Intel spends an enormous amount of money on research and development -- nearly $4bn (£2.2bn) this year -- and billions more has been spent on marketing the company's brand. AMD is worth a mere $5bn in total, a mere fortieth of Intel's net worth, but it has a solid 15 percent of the market. It can't come close to Intel's R&D budget. But it keeps coming out on top -- less power consumption, first to market with hardware security features, and first to market with 64-bit extensions. And the chips are often faster and always cheaper.

Intel's year has been rather different. Product recalls, delays, and a 64-bit desktop strategy which seems to involve quietly bolting on AMD's innovations and hoping nobody asks too many questions. In other fields too, the company seems to have lost the initiative: a year after such things mattered, it will finally announce its dual-band WiFi chip set this week, the same week that it's been beaten to the punch in next-generation memory by Samsung.

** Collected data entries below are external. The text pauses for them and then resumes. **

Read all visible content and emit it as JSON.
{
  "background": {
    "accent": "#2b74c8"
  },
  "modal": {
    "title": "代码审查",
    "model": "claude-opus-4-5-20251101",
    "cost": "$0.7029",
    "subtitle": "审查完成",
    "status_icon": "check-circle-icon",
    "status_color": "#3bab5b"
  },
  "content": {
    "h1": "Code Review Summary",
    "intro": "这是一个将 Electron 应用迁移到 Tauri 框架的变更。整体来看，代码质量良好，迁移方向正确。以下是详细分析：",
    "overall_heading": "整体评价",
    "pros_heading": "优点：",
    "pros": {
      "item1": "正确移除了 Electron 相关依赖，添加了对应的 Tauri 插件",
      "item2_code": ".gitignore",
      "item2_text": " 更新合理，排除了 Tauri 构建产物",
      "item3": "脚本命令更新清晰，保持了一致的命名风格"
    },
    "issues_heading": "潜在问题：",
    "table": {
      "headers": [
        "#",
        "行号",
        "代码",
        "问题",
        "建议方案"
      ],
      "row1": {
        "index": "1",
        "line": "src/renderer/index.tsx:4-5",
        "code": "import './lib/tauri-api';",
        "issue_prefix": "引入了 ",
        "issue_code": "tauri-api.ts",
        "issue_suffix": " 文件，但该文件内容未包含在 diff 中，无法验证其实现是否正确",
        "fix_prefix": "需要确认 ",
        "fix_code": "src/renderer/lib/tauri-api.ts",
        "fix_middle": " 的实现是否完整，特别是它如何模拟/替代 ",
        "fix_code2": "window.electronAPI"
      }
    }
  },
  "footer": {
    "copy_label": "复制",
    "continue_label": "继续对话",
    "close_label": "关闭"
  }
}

Meanwhile, AMD sticks to its knitting. It's pushing 64-bit to the developers, rationalising its product lines, and successfully parlaying its perception as the plucky underdog into solid support. It has problems too -- it's not immune to the 90nm fab problems everyone else enjoys, or supply chain hiccoughs -- but in the job of providing value-for-money high technology at the heart of computing, it's punching well above its weight.

While both companies slug it out with vicious price cuts, consumers can enjoy an unprecedented age of ultra-powerful computing at very low cost. The question isn't so much whether you should choose AMD or Intel, but why should you pay over the odds for a heavily promoted brand when the figures say otherwise.